Wer etwas Neues anpacken will, tut gut daran, sich die Frage „WARUM“ zu stellen .

Das hilft später, sich zu fokussieren und andern zu erklären, warum sie die neuen Ideen unterstützen sollen. Dieser Blog beschreibt, welche Phänomene hinter dem „WARUM“ stecken.

Simon Sintek schreibt: „Wenn du weisst, WARUM du etwas tust, hilft es dir, Entscheidungen zu treffen, bei der Arbeit wie auch im Privatleben.

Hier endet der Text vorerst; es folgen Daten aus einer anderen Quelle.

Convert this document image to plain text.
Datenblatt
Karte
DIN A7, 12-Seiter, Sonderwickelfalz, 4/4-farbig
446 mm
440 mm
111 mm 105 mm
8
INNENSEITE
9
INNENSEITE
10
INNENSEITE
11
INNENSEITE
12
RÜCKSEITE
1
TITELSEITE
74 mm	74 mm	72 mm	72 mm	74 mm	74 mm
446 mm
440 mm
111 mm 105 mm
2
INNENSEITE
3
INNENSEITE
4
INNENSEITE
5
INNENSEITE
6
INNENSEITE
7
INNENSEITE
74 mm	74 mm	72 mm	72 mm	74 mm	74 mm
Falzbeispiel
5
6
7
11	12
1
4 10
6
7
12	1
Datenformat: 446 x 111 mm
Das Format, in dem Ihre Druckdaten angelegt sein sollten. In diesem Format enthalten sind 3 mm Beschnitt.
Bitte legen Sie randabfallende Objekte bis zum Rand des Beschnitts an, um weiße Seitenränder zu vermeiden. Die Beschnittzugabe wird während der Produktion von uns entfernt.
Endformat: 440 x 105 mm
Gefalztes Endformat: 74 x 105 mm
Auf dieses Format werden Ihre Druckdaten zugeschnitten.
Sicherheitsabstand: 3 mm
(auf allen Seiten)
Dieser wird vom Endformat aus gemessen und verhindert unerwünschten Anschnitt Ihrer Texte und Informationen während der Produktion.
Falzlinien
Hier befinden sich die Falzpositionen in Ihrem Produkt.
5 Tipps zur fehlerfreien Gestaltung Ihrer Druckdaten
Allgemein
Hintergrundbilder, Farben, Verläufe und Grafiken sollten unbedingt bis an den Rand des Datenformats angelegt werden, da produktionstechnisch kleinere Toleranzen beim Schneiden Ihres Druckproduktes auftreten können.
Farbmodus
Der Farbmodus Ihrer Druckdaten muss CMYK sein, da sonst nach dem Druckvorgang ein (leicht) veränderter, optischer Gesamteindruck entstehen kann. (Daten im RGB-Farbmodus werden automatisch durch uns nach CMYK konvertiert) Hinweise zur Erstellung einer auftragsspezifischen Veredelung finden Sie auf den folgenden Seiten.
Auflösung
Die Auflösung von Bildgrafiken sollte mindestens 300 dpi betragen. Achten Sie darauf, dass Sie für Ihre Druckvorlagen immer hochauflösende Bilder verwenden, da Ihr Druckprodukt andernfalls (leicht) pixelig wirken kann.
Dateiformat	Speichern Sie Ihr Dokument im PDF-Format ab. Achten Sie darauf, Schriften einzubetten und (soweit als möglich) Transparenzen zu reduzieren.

Zu wissen, warum du etwas machst, hilft dir, Erfüllung in deinem Tun zu finden.“

Seine Vision dahinter: Alle Menschen stehen am Morgen auf und freuen sich auf ihre täglichen Aufgaben, weil sie in der Erledigung dieser einen Sinn erkennen können, weil sie wissen, warum sie die Arbeit tun.

Bevor ein neues Abenteuer beginnt, stellen sich also Fragen wie:

–      WARUM etwas verändern?

–      WARUM neue Wege suchen?

–      WARUM gerade DAS tun?

Ein neues Abenteuer im Berufsleben kann ein neuer Job, ein neues Geschäftsmodell, eine zusätzliche Weiterbildung oder der Start des eigenen Unternehmens sein.

Mit dem „WARUM“ können wir die tieferen Gründe erarbeiten und damit eine gute Voraussetzung für den Einstieg in Workshops oder eigene Denkprozesse schaffen.

Der Video von Simon Sintek zeigt, welches Potential hinter der Frage „Warum“ liegt. https://startwithwhy.com/.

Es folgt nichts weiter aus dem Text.